Prepare for your senses to be slapped. Marrakesh's heady sights and sounds will dazzle, frazzle and enchant. Put on your babouches (leather slippers) and dive right in.


Bahia Palace and the Dar Si Said are a riot of tilework and intricate floral painted-wood ceilings, the Saadian Tombs are enriched by an opulent bounty of marble, while the Musée de Mouassine and Musée de Marrakech are a showcase of swirling stucco and carved-wood design. And if you choose to bed down for a night in a riad, you'll be able to sleep amid some of this splendour too. Marrakesh is a city steeped in ancient artistry that continues to thrive, kept alive by the modern craftspeople of the souqs and the contemporary art and design scene of the Ville Nouvelle.

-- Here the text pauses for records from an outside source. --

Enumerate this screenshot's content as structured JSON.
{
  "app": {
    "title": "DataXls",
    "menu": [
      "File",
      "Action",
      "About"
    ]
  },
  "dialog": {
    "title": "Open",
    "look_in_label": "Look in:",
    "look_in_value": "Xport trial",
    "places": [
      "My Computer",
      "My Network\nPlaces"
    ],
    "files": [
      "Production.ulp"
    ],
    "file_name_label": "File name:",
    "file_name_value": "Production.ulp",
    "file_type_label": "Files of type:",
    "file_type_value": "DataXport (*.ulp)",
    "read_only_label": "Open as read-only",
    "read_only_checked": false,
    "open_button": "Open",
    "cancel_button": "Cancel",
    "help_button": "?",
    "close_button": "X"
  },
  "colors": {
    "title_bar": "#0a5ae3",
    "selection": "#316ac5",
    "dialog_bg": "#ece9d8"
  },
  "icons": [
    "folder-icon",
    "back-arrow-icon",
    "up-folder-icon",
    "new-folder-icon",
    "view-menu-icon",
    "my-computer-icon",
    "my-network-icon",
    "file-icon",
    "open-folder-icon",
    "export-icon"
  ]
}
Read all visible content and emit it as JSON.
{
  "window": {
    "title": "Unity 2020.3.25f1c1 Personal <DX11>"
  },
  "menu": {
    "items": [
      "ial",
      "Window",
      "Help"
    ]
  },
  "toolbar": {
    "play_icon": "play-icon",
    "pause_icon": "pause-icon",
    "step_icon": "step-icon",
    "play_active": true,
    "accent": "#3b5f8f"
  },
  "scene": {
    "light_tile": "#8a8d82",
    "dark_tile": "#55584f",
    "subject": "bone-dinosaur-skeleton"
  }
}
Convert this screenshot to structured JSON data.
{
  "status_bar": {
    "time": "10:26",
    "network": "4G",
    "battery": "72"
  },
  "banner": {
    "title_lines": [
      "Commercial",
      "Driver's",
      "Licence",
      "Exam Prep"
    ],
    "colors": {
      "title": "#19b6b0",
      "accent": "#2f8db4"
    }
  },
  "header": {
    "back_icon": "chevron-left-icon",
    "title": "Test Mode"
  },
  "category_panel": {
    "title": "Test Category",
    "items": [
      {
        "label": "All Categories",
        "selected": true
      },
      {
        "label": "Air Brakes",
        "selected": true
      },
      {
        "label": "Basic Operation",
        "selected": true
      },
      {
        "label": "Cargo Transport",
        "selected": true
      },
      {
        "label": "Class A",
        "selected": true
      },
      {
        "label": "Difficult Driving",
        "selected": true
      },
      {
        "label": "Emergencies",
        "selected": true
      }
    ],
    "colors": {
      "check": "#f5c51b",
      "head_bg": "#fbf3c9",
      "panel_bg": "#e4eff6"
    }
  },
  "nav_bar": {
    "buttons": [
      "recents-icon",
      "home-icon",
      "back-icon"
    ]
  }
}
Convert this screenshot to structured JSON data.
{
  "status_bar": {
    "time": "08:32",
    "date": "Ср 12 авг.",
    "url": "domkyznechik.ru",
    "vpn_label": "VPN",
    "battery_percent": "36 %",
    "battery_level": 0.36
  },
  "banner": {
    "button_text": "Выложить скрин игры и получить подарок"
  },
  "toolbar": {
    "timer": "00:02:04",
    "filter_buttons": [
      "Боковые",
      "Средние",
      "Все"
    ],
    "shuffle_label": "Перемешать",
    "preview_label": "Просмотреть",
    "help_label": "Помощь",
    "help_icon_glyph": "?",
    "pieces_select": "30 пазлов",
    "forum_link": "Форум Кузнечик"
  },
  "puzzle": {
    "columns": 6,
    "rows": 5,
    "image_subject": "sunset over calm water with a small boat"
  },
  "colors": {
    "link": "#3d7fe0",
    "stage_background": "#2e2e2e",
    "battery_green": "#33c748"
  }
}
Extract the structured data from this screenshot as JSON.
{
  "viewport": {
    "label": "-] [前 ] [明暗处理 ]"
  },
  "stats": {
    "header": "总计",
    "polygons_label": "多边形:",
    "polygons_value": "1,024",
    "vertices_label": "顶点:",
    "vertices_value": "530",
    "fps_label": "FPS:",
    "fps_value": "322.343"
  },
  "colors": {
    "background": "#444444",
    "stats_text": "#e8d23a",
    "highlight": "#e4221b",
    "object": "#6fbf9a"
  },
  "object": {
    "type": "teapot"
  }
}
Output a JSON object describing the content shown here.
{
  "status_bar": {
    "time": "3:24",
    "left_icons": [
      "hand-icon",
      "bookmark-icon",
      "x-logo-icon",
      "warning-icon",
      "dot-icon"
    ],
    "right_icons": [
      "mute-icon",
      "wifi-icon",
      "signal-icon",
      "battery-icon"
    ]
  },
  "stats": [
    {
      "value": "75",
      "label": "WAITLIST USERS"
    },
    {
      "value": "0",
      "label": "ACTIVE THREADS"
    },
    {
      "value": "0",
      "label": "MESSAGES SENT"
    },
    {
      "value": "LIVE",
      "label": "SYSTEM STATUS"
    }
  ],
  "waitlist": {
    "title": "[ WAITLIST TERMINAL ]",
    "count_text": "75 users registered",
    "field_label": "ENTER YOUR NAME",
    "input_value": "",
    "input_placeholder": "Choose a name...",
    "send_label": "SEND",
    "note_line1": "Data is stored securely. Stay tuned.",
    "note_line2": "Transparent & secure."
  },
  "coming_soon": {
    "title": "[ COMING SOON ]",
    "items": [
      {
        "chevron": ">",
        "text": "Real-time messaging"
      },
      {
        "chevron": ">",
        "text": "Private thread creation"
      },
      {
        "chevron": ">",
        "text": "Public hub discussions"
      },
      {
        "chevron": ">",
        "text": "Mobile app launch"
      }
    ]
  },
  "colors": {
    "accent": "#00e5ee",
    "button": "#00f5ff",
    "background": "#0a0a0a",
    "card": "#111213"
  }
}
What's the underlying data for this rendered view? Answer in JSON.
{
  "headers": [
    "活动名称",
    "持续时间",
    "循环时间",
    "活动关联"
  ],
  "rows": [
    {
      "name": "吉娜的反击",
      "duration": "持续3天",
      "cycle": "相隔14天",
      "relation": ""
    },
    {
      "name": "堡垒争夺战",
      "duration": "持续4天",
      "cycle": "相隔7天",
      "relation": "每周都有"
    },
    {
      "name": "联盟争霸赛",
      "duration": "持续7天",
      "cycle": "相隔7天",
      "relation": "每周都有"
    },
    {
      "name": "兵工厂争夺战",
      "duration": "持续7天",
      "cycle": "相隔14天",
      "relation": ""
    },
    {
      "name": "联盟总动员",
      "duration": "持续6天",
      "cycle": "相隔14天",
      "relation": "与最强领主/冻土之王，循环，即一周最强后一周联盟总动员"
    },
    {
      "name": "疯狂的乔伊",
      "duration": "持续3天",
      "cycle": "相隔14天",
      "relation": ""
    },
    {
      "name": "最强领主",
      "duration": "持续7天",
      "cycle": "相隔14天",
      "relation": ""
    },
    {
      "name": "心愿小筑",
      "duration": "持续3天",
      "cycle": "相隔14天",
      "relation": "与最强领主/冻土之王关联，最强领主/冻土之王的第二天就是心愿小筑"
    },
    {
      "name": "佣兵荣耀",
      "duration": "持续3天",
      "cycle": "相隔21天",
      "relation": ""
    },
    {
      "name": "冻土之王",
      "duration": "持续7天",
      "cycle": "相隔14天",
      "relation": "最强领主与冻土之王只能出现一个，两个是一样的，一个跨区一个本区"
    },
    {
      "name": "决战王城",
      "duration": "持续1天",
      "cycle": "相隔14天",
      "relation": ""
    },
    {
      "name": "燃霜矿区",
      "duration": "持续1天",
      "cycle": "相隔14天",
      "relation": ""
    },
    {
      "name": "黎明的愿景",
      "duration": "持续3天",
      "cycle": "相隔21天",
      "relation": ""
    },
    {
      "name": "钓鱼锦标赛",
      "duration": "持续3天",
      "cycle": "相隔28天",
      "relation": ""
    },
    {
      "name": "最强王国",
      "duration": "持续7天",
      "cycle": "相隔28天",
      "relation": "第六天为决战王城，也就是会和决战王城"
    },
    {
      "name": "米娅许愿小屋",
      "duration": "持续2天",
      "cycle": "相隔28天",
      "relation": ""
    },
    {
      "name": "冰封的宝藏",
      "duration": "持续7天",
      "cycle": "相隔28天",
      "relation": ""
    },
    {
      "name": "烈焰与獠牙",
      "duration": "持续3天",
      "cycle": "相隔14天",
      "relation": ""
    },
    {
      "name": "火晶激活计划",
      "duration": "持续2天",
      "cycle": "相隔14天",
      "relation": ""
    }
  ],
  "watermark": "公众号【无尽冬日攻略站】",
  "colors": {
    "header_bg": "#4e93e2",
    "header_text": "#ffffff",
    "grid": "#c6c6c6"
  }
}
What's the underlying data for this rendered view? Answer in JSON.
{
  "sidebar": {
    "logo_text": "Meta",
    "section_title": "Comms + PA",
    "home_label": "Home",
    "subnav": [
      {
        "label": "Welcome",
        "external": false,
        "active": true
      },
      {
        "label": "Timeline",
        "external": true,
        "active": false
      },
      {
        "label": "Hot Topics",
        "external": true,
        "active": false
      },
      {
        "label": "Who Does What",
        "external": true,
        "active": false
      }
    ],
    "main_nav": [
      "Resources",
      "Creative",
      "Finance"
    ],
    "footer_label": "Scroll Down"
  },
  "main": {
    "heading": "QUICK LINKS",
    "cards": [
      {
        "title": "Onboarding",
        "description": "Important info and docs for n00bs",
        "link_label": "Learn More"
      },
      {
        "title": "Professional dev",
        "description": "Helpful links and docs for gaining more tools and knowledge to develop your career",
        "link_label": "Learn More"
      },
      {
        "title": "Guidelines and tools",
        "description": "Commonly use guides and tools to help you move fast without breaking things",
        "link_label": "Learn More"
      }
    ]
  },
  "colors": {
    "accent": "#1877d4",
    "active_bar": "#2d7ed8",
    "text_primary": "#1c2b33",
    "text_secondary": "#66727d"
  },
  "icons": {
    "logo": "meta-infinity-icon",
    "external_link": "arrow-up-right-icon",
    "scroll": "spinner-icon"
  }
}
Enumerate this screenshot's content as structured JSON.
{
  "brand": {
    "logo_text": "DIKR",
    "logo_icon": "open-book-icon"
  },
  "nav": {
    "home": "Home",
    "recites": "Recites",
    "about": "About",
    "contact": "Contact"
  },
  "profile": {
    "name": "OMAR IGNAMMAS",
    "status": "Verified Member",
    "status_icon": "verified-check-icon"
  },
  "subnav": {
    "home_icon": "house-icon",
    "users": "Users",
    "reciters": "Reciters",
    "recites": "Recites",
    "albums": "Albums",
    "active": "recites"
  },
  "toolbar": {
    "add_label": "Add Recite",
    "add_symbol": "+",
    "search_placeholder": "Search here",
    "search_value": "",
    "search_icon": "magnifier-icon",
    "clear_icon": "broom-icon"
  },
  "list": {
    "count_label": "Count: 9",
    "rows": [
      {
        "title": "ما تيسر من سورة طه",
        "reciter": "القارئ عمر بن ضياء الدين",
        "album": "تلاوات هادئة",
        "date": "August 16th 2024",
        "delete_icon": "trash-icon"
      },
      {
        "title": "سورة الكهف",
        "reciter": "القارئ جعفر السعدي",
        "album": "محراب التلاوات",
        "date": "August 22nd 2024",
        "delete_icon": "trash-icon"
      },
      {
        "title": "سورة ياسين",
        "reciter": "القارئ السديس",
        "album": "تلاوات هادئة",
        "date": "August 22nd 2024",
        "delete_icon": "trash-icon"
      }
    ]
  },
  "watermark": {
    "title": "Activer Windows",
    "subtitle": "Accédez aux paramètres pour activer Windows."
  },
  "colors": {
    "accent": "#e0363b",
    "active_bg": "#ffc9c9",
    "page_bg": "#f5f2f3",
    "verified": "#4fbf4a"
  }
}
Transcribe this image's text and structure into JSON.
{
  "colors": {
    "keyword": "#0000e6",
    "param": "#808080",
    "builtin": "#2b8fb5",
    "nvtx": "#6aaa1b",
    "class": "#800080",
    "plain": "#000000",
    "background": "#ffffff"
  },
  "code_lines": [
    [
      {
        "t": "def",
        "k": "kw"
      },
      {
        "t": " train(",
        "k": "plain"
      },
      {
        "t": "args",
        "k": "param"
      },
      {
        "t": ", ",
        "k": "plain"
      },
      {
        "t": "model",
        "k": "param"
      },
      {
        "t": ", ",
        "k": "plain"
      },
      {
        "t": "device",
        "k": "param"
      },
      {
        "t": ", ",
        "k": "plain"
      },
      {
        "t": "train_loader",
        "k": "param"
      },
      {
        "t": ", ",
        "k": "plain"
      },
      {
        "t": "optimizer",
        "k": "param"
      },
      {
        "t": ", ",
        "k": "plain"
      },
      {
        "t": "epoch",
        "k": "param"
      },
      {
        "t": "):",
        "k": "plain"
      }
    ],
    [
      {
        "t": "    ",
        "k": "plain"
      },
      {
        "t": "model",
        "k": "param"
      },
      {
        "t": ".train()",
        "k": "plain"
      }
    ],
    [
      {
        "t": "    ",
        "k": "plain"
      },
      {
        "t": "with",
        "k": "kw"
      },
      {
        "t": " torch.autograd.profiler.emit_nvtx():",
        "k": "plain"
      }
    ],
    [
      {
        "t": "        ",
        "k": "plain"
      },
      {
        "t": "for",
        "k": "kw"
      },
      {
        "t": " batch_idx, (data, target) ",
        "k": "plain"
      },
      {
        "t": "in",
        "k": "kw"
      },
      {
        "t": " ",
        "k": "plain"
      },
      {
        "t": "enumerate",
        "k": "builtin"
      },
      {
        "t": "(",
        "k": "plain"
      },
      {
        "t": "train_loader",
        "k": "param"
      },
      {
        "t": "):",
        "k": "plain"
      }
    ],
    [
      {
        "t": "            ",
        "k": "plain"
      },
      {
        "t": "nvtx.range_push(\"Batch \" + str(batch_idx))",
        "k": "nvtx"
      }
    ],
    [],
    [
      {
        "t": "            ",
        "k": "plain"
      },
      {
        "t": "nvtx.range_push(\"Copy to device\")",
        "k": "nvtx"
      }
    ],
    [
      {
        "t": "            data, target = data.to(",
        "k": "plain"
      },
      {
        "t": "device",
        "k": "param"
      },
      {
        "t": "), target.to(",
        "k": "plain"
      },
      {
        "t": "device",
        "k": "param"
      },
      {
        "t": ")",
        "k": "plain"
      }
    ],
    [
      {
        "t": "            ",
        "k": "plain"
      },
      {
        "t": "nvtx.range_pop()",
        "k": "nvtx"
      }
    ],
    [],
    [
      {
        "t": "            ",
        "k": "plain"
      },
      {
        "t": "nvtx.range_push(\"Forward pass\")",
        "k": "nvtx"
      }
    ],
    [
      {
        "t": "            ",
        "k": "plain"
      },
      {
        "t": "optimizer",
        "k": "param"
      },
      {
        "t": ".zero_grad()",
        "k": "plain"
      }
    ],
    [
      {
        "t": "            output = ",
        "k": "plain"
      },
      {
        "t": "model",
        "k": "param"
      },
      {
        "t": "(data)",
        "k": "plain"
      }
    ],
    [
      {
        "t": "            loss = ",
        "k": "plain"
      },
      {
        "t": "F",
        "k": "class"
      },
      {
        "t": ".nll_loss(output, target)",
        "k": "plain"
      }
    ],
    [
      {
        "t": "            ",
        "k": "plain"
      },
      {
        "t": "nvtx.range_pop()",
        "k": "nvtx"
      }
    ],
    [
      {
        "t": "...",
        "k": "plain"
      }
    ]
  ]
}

You’ll understand how religion permeates the rhythms of daily life when you hear the sonorous call to prayer echo out from the mosques. As an old imperial capital, Marrakesh is home to some beautiful examples of Islamic architecture, most impressively the Ali Ben Youssef Medersa and the Koutoubia minaret. The city also holds on to a heritage of the other religious communities that once helped it become a vibrant caravan town. Head to the old Jewish district of the mellah to visit the Lazama Synagogue and the Miaara Jewish cemetery to gain a greater understanding of Marrakesh's cosmopolitan past.

Magical Merrakech

Within minutes of arriving in Morocco you’ll learn a new word: ‘Balek!’ Rough translation: ‘Move it or lost it, donkey coming through!’ This is a city on the move, so you better budge and watch in awe as Marrakech rushes ahead. But where is everyone going in such a hurry? As Africa’s first Capital of Culture, Marrakech has a hot date with you, actually. There are new museums to curate, rooftop restaurants to open, riads (courtyard mansions) to renovate and souks to supply. Luckily, showing guests a good time comes readily to Marrakchis. The Jemaa el-Fna has enchanted visitors for a millennium with its chorus of chefs and Gnaoua musicians banging out funky freedom songs on ginbris (three-stringed banjos). So, settle in for the ride of your life – you sure as hell won’t forget this trip.

Jardin Majorelle

Created by the French painter Jacques Majorelle, this botanical garden is home to more types of cacti than you can shake a terrarium at, and has a stunning indigo blue art deco house as its centrepiece.

Musée Yves Saint Laurent

The French designer loved spending time in Marrakech so much he actually bought Jardin Majorelle in 1980. Opened next door to the gardens in 2017, the Musée Yves Saint Laurent is dedicated to Yves’s couture legacy and has a permanent display of hundreds of garments spanning his 40-year career.

Bahia Palace

This 150-room palace was home to slave-turned-vizier Abu ‘Bou’ Ahmed, who spared no expense in its gorgeous decoration. The painted, gilded ceilings, polychrome zellige tiling and carved stucco still have the intended effect – which is just ‘wow’.

Travel to Marrakech


The fastest way to get from Fes to Marrakech is by plane. Flights depart frequently from the Fes airport, and the flight itself is less than two hours. The travel time is significantly shorter than any other mode of travel between the two cities, and requires no logistics, preparation, or navigation beyond purchasing tickets and arriving at the airport.


The train is the least convenient way to get from Fes to Marrakech. Travelers can opt to purchase a first-class ticket at a small premium in order to select their seats in advance, which can be a good way to secure a window seat in order to watch the countryside go by.